Gonococcal arthritis is inflammation of a joint due to a gonorrhea infection. Gonococcal arthritis starts when Neisseria gonorrhoeae are passed through vaginal, anal, or oral sex.
In contrast to nongonococcal bacterial arthritis, gonococcal arthritis usually occurs in otherwise healthy individuals. Host factors, however, influence the expression of the disease: gonococcal arthritis is two to three times more common in women than in men, is especially common during menses and pregnancy, and is rare after age 40.
Gonococcal arthritis is also common in men who have sex with men, whose high incidence of asymptomatic gonococcal pharyngitis and proctitis predisposes them to disseminated gonococcal infection.
Recurrent disseminated gonococcal infection should prompt testing of the patient’s CH50 level to evaluate for a congenital deficiency of a terminal complement component (C5, C6, C7, or C8).
Symptoms and Signs
One to 4 days of migratory polyarthralgias involving the wrist, knee, ankle, or elbow are common at the outset.
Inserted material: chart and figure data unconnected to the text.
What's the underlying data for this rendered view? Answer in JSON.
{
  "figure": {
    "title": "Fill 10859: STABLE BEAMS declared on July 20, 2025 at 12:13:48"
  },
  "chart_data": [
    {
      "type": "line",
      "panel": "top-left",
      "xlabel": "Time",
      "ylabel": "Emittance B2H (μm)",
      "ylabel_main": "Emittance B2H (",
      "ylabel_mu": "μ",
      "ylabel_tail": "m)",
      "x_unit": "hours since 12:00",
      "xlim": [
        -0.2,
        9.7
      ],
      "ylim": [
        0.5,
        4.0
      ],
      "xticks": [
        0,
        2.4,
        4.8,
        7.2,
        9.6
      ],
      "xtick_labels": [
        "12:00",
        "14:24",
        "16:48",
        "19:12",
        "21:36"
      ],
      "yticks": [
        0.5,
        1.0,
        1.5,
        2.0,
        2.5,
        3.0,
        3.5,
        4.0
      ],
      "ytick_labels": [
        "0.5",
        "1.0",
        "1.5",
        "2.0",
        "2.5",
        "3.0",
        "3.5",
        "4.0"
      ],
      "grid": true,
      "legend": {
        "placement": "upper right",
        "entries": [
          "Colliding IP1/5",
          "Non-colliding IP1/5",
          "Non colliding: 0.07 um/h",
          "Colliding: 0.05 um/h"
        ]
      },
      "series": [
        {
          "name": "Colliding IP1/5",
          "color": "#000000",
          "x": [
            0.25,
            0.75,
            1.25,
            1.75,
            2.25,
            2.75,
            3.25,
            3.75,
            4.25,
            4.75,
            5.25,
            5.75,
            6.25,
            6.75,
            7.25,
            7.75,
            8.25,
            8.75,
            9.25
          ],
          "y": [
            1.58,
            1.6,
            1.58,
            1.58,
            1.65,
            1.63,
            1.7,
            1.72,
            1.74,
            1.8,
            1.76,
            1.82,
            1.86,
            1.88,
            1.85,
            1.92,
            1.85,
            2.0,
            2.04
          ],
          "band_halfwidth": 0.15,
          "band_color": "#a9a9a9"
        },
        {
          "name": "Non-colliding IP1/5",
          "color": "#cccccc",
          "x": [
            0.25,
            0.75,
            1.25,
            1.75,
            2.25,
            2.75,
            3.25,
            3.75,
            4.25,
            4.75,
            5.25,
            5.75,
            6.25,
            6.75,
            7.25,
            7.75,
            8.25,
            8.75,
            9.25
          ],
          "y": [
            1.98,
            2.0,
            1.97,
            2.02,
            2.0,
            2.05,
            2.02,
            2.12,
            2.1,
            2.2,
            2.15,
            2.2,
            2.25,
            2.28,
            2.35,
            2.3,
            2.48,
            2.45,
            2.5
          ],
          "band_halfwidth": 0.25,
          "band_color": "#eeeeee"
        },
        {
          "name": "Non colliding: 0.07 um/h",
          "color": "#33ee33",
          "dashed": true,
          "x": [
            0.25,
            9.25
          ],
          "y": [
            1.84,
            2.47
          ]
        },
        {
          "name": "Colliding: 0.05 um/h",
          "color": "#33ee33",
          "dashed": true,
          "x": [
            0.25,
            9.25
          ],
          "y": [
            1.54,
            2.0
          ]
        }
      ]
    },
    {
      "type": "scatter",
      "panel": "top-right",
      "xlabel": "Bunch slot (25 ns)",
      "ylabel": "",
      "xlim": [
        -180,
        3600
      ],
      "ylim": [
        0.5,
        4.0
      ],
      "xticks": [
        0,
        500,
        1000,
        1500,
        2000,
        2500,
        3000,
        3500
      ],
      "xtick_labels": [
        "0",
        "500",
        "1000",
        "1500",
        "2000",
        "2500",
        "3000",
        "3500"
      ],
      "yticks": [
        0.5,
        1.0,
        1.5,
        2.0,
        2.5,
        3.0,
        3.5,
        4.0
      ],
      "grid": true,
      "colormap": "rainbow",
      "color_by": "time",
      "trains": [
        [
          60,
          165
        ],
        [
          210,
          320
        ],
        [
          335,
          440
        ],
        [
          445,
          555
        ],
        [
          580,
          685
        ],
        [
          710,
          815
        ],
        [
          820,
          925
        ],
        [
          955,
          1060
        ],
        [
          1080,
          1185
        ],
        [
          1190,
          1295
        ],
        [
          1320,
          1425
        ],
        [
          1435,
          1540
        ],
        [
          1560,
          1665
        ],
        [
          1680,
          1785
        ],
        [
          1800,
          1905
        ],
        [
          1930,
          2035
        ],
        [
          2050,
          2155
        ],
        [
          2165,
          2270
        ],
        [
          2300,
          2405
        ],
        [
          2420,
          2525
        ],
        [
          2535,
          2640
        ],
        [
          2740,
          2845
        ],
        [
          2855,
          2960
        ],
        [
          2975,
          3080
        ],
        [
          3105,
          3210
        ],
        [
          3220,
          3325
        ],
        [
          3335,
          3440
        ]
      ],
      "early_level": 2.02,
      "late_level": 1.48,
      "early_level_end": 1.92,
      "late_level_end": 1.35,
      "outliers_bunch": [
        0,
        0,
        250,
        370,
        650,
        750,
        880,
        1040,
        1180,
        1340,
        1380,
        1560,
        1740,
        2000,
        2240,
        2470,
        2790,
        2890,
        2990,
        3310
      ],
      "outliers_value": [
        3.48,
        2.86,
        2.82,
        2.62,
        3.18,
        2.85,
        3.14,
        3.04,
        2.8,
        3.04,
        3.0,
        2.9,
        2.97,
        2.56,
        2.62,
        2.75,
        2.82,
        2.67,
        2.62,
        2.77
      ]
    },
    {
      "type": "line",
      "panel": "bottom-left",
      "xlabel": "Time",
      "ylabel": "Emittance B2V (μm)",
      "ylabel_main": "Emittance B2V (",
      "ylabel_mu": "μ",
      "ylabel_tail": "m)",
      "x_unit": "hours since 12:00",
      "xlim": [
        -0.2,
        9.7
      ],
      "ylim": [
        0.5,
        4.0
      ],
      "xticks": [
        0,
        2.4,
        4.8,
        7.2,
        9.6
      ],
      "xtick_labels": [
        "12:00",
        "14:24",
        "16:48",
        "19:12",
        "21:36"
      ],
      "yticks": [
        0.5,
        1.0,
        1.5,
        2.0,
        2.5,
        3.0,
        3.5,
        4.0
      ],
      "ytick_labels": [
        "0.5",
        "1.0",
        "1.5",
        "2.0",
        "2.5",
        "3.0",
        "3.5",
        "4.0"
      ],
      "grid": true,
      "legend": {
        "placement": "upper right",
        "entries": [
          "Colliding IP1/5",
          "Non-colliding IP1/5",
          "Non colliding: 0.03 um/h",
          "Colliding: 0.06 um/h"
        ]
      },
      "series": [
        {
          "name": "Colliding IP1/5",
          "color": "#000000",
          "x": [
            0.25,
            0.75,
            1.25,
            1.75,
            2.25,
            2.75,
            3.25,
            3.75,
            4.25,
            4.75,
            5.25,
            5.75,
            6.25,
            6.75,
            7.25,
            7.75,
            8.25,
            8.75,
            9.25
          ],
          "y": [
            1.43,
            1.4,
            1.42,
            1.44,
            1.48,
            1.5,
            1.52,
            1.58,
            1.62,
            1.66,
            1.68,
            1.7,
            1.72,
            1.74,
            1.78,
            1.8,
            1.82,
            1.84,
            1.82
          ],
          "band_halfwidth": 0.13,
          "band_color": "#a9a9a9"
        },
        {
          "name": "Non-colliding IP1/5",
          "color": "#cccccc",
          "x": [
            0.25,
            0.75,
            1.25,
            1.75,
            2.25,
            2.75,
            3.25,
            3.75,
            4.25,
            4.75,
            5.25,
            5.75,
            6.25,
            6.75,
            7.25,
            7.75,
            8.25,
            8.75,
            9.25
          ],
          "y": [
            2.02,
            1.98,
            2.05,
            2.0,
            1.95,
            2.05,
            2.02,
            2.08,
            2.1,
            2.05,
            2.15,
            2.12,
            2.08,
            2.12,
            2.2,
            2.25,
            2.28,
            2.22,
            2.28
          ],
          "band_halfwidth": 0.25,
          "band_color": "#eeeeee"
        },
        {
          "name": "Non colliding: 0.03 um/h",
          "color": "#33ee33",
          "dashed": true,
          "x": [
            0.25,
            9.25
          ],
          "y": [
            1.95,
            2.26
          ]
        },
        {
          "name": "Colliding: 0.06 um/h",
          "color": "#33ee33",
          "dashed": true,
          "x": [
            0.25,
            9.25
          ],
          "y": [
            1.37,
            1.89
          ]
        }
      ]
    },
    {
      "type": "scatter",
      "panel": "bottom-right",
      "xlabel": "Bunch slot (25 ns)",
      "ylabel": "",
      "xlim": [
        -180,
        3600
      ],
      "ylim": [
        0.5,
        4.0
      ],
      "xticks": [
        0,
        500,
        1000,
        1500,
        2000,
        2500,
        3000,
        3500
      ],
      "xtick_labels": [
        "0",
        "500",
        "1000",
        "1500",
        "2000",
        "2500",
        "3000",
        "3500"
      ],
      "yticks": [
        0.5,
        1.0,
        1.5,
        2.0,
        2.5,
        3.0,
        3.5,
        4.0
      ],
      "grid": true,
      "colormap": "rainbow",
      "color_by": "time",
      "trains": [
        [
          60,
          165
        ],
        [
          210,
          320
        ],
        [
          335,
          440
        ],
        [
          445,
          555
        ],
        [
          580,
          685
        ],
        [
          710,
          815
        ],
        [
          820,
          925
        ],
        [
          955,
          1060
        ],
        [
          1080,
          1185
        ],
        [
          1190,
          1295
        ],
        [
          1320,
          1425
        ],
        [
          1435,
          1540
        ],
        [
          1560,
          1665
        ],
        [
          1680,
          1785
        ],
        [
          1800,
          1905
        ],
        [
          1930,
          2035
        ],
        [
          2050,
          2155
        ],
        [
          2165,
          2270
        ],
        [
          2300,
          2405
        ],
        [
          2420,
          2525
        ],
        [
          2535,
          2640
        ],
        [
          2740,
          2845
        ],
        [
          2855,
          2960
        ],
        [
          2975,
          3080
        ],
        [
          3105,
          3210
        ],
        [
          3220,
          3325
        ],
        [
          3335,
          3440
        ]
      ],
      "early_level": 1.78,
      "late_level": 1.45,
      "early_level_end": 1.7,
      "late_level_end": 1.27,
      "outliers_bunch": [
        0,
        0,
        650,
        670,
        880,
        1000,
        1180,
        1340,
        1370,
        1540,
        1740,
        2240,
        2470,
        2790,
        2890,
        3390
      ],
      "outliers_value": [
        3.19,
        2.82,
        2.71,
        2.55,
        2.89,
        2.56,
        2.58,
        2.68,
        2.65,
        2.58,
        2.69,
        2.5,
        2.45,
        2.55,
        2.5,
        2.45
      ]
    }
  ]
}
Thereafter, two patterns emerge.
The first pattern is characterized by tenosynovitis that most often affects wrists, fingers, ankles, or toes and is seen in 60% of patients.
The second pattern is purulent monoarthritis that most frequently involves the knee, wrist, ankle, or elbow and is seen in 40% of patients.
Less than half of patients have fever, and less than one-fourth have any genitourinary symptoms.
Most patients will have asymptomatic but highly characteristic skin lesions that usually consist of 2 to 10 small necrotic pustules distributed over the extremities, especially the palms and soles.
The peripheral blood leukocyte count averages about 10,000 cells/mcL and is elevated in less than one-third of patients. The synovial fluid white blood cell count usually ranges from 30,000 to 60,000 cells/mcL. The synovial fluid Gram stain is positive in one-fourth of cases and culture in less than half. Positive blood cultures are uncommon. Urethral, throat, cervical, and rectal cultures should be done in all patients, since they are often positive in the absence of local symptoms. Urinary nucleic acid amplification tests have excellent sensitivity and specificity for the detection of Neisseria gonorrhoeae in genitourinary sites.
Radiographs are usually normal or show only soft tissue swelling.
Reactive arthritis can produce acute monoarthritis, urethritis, and fever in a young person but is distinguished by negative cultures and failure to respond to antibiotics.
Lyme disease involving the knee is less acute, does not show positive cultures, and may be preceded by known tick exposure and characteristic rash. The synovial fluid analysis will exclude gout, pseudogout, and nongonococcal bacterial arthritis.
Rheumatic fever and sarcoidosis can produce migratory tenosynovitis but have other distinguishing features.
Infective endocarditis with septic arthritis can mimic disseminated gonococcal infection.
Meningococcemia occasionally presents with a clinical picture that resembles disseminated gonococcal infection; blood cultures establish the correct diagnosis.
Early hepatitis B infection is associated with circulating immune complexes that can cause a rash and polyarthralgias. In contrast to disseminated gonococcal infection, the rash in hepatitis B is urticarial.
In most cases, patients in whom gonococcal arthritis is suspected should be admitted to the hospital to confirm the diagnosis, to exclude endocarditis, and to start treatment. The recommendation for initial treatment is to give azithromycin (1 g orally as a single dose) and a third-generation cephalosporin: ceftriaxone, 1 g intravenously daily (or every 12 hours if concomitant meningitis or endocarditis is suspected); or cefotaxime, 1 g intravenously every 8 hours; or ceftizoxime, 1 g intravenously every 8 hours. Azithromycin enhances eradication of gonorrhea and covers potential coinfection with Chlamydia. Because of the increasing prevalence of resistant strains of gonococci, step-down treatment from parenteral to oral antibiotics is no longer recommended in the absence of culture results documenting sensitivity to the antibiotic being selected. Otherwise, once improvement has been achieved for 24–48 hours, patients must receive ceftriaxone 250 mg intramuscularly every 24 hours to complete a 7–14 day course.